In his tweet, Deitsch intimated that there would be an excerpt from OPEN released in the newest issue of Sports Illustrated and that said excerpt would contain an admission from Agassi that he tried crystal meth:
FYI: There's an off-the-charts book excerpt from Andre Agassi in the forthcoming SI: He admits to taking crystal meth during his career.
So, yeah: BAM. Or something. But before we tackle the possibility of Agassi hitting the meth pipe, what about the "twee-letion" (yeah, I'm not proud that I invented it either) from Deitsch?

Deitsch may have slipped up and revealed something earlier than SI wanted it publicized, but the general buzz around the tweet is guaranteed to boost mag sales even if the editors over there wanted to wait for the release of the news.

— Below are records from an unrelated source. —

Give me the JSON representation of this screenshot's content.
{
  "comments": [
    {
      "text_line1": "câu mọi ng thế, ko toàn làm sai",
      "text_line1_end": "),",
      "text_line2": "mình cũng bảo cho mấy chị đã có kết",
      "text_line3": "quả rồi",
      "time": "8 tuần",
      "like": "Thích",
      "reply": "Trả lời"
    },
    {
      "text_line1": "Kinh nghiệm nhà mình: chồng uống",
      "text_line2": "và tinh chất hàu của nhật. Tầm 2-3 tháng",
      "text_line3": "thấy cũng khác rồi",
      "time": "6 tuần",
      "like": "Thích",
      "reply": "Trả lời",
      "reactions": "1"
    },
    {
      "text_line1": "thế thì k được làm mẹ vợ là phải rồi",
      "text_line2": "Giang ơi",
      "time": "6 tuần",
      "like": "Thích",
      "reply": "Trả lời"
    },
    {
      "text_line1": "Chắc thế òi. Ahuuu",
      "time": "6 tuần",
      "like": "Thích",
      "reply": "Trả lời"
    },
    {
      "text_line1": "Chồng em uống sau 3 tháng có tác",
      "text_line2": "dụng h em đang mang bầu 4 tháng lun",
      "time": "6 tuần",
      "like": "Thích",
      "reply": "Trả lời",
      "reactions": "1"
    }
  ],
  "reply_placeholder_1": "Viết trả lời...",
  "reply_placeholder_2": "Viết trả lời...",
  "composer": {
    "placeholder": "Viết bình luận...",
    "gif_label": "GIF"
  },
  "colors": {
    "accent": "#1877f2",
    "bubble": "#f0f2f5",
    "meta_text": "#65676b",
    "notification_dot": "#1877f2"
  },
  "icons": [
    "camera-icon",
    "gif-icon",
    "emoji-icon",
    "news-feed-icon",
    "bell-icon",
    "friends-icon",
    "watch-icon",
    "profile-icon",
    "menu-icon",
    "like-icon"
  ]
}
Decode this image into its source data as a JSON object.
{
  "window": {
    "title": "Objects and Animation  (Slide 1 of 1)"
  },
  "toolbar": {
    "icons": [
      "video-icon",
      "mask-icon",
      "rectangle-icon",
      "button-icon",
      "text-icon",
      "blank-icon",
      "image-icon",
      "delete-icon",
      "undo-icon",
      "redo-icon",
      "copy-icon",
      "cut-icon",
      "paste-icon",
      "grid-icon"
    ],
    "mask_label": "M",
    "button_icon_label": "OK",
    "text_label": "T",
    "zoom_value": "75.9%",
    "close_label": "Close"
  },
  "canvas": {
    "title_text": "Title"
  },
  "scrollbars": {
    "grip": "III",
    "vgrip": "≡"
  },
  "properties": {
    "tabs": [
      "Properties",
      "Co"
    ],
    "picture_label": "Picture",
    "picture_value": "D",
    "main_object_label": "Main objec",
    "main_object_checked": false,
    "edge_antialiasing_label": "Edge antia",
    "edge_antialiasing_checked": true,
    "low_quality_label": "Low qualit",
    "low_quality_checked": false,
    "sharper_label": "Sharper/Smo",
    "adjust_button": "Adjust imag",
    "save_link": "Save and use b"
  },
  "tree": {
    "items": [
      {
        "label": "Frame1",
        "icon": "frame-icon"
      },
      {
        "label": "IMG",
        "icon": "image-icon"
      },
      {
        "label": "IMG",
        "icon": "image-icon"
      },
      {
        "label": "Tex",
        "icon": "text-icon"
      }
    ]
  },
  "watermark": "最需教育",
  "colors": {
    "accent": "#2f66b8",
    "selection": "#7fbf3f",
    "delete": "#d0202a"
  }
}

But, at the same time, Deitsch didn't exactly tease it like other members of the SI staff already had, and while the magazine has apparently secured first serial rights, apparently so has People (which, depending on how negotiations run in these things, might be the impetus for Deitsch's tweet being premature).

Regardless, though, it would at least seem that we're going to get a little crystal meth news, so to speak, out of Agassi's book, or at least some discussion of his lifestyle as a inordinately young and famous professional athlete.

Speaking in a completely hypothetical manner, if I found out that Agassi used drugs when he was a young kid toiling through the grind of the professional tennis circuit, I wouldn't be in the least bit surprised. Agassi created an image of a "rebel" -- hell, the entire Canon camera line is more or less named after him -- and if you've ever seen some of the pressures that other young superstar tennis players deal with, and add in the time period that Agassi played, then it wouldn't be surprising to know that he engaged in some illegal substance use.

But, hey, maybe he didn't. Either way, you can almost guarantee that you'll see a tremendous boost in sales leading up to the book's release and immediately afterward.